Um es vorweg zu nehmen: Sie ist zu schlecht als Nummer 1 und zu gut als Nummer 2. Ich fotografiere normalerweise mit einer Canon 5DIII und einer 6D als Back-Up und einem Linsen-Line-Up von 16-200 mm weitgehend mit Festbrennweiten oder lichtstarken Zooms. Meine Themen sind Hochzeiten und People/Porträt. Meine Überlegungen für ein anderes System habe ich hier erläutert, sie decken sich sicher mit anderen Blogeinträgen: Weniger Gewicht, weniger “Klotz vorm Gesicht”, für den Alltag etwas Kleines, Leichtes zum immer-dabei-haben etc. etc. Daher habe ich mich nach langem Abwägen für die Oly entschieden, es hätte aber auch eine Fuji X-T1 werden können.
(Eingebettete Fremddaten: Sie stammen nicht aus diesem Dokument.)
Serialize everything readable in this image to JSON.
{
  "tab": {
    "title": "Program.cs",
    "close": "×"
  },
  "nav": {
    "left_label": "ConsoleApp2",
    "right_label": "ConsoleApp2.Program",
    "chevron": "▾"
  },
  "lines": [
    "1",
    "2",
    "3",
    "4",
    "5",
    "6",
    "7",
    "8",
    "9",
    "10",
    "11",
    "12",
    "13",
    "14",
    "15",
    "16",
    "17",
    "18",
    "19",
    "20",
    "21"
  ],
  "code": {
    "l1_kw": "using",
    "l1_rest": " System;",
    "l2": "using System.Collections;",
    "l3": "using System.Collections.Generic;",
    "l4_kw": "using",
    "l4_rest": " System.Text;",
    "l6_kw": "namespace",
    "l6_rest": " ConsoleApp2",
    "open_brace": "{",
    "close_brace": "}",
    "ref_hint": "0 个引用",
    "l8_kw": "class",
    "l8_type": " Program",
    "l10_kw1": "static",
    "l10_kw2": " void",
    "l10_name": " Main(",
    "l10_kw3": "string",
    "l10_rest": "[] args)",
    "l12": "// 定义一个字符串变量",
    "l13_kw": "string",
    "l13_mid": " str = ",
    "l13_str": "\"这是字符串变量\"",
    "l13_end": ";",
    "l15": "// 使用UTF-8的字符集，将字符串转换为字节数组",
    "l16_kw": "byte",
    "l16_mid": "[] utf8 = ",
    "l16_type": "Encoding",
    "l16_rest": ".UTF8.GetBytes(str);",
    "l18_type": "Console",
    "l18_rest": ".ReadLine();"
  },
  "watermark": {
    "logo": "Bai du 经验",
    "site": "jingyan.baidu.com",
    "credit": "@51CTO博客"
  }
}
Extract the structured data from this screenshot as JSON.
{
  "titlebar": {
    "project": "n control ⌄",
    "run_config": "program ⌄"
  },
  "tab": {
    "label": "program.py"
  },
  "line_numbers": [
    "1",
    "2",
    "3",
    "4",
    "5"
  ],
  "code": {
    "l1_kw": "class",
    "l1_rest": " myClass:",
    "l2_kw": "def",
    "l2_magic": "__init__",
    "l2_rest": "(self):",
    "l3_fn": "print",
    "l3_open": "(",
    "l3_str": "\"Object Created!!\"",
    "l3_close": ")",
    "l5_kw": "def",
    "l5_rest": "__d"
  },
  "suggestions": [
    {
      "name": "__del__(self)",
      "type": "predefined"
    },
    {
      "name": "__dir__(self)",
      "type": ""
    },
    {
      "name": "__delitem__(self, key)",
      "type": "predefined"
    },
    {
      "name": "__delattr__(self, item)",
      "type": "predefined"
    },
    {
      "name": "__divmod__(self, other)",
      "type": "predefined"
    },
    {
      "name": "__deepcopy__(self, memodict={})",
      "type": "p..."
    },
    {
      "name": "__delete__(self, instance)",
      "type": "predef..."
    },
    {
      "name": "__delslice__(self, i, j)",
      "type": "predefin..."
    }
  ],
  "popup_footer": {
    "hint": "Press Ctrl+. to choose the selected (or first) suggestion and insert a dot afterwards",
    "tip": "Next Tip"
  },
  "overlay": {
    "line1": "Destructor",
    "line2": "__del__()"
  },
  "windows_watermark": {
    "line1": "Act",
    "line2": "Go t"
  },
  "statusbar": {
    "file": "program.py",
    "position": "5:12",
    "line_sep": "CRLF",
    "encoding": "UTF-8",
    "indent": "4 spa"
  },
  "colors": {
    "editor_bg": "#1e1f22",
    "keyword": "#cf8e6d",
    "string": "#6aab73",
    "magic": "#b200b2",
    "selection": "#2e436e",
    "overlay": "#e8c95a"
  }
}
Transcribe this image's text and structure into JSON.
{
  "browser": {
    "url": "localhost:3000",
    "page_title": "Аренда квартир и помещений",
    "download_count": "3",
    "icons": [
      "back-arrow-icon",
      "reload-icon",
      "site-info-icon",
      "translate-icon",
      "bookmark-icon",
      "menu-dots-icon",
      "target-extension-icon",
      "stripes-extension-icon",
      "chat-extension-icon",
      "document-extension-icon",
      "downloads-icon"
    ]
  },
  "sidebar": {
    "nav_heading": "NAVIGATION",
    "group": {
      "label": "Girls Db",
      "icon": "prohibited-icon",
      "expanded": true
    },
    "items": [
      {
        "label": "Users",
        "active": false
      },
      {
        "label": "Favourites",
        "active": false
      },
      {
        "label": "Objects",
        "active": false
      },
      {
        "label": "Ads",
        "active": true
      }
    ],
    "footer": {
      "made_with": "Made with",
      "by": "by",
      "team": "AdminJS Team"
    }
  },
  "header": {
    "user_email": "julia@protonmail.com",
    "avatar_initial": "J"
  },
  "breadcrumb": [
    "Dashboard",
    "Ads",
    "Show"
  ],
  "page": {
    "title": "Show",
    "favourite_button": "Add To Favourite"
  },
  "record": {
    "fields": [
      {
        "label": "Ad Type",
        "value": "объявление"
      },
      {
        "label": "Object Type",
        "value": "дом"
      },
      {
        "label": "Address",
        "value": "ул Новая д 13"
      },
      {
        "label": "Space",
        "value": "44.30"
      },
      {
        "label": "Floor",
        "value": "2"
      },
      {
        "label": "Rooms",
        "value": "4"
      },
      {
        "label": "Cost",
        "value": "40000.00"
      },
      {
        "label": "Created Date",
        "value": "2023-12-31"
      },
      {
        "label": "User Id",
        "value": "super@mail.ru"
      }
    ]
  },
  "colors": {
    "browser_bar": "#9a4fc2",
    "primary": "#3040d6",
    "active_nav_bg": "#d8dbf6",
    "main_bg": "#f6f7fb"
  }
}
Meine Überlegungen dazu finden sich hier.
Ich hatte die Oly auf Hochzeiten dabei und auf Reisen mit und nach einiger Zeit kristallisierte sich für mich folgendes heraus:
Sie ist eine großartige Kamera mit vielen Features, die das Fotografieren erleichtern und beflügeln. Im erste Linie gehören dazu der Bildstabilisator, das schwenkbare Display, die Bildqualität und die Robustheit. In zweiter Linie auch das Design, schöne verfügbare Optiken, wie das 75mm 1.8 und natürlich Gewicht und Abmessungen.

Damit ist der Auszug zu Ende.